Copyright Michael Karbo and ELI Aps., Denmark, Europe.
Chapter 10. The cache
In the previous chapter, I described two aspects of the ongoing development of new CPU’s – increased clock frequencies and the increasing number of transistors being used. Now it is time to look at a very different yet related technology – the processor’s connection to the RAM, and the use of the L1 and L2 caches.
The CPU works internally at very high clock frequencies (like 3200 MHz), and no RAM can keep up with these.
The most common RAM speeds are between 266 and 533 MHz. And these are just a fraction of the CPU’s working speed. So there is a great chasm between the machine (the CPU) which slaves away at perhaps 3200 MHz, and the “conveyor belt”, which might only work at 333 MHz, and which has to ship the data to and from the RAM. These two subsystems are simply poorly matched to each other.
If nothing could be done about this problem, there would be no reason to develop faster CPU’s. If the CPU had to wait for a bus, which worked at one sixth of its speed, the CPU would be idle five sixths of the time. And that would be pure waste.
The solution is to insert small, intermediate stores of high-speed RAM. These buffers (cache RAM) provide a much more efficient transition between the fast CPU and the slow RAM. Cache RAM operates at higher clock frequencies than normal RAM. Data can therefore be read more quickly from the cache.
The cache delivers its data to the CPU registers. These are tiny storage units which are placed right inside the processor core, and they are the absolute fastest RAM there is. The size and number of the registers is designed very specifically for each type of CPU.Fig. 68. Cache RAM is much faster than normal RAM.
The CPU can move data in different sized packets, such as bytes (8 bits), words (16 bits), dwords (32 bits) or blocks (larger groups of bits), and this often involves the registers. The different data packets are constantly moving back and forth:
The cache stores are a central bridge between the RAM and the registers which exchange data with the processor’s execution units.
The optimal situation is if the CPU is able to constantly work and fully utilize all clock ticks. This would mean that the registers would have to always be able to fetch the data which the execution units require. But this it not the reality, as the CPU typically only utilizes 35% of its clock ticks. However, without a cache, this utilization would be even lower.

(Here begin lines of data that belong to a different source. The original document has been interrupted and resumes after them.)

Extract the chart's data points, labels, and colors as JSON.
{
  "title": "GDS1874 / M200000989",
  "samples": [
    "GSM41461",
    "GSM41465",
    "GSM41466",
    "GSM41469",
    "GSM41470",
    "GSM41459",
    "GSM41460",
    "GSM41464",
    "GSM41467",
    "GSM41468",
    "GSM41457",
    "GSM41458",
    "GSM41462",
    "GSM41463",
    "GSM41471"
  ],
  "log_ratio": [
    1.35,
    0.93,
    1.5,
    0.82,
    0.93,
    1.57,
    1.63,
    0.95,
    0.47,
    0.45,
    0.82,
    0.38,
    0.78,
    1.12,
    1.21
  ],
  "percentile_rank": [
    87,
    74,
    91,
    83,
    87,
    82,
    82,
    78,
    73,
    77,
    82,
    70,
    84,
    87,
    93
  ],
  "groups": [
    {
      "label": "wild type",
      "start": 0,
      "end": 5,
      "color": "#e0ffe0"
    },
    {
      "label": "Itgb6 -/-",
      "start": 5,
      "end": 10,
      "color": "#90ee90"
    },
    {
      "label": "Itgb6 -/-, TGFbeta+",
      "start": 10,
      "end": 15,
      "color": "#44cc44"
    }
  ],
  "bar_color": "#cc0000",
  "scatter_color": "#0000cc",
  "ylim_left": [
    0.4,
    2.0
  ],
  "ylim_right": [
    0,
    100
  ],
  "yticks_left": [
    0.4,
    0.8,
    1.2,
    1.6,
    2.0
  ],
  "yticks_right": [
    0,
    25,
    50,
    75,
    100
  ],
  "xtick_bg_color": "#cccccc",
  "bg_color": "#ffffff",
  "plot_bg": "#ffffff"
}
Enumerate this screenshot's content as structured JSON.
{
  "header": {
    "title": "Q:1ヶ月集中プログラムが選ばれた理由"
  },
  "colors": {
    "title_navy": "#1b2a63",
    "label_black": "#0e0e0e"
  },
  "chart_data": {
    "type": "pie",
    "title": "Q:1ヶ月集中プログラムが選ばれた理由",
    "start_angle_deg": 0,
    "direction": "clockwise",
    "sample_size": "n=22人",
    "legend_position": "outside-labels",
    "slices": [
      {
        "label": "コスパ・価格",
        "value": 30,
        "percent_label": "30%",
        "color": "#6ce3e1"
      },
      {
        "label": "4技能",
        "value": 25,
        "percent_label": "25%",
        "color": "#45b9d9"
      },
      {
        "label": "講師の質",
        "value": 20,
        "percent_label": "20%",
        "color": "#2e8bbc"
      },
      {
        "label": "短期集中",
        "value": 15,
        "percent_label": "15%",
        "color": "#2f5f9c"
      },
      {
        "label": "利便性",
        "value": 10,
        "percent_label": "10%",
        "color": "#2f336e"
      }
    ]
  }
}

CPU caches are a remedy against a very specific set of “bottleneck” problems. There are lots of “bottlenecks” in the PC – transitions between fast and slower systems, where the fast device has to wait before it can deliver or receive its data. These bottle necks can have a very detrimental effect on the PC’s total performance, so they must be minimised.Fig. 69. A cache increases the CPU’s capacity to fetch the right data from RAM.
The absolute worst bottleneck exists between the CPU and RAM. It is here that we have the heaviest data traffic, and it is in this area that PC manufacturers are expending a lot of energy on new development. Every new generation of CPU brings improvements relating to the front side bus.
The CPU’s cache is “intelligent”, so that it can reduce the data traffic on the front side bus. The cache controller constantly monitors the CPU’s work, and always tries to read in precisely the data the CPU needs. When it is successful, this is called a cache hit. When the cache does not contain the desired data, this is called a cache miss.
The idea behind cache is that it should function as a “near store” of fast RAM. A store which the CPU can always be supplied from.
In practise there are always at least two close stores. They are called Level 1, Level 2, and (if applicable) Level 3 cache. Some processors (like the Intel Itanium) have three levels of cache, but these are only used for very special server applications. In standard PC’s we find processors with L1 and L2 cache.
Fig. 70. The cache system tries to ensure that relevant data is constantly being fetched from RAM, so that the CPU (ideally) never has to wait for data.
Level 1 cache is built into the actual processor core. It is a piece of RAM, typically 8, 16, 20, 32, 64 or 128 Kbytes, which operates at the same clock frequency as the rest of the CPU. Thus you could say the L1 cache is part of the processor.
L1 cache is normally divided into two sections, one for data and one for instructions. For example, an Athlon processor may have a 32 KB data cache and a 32 KB instruction cache. If the cache is common for both data and instructions, it is called a unified cache.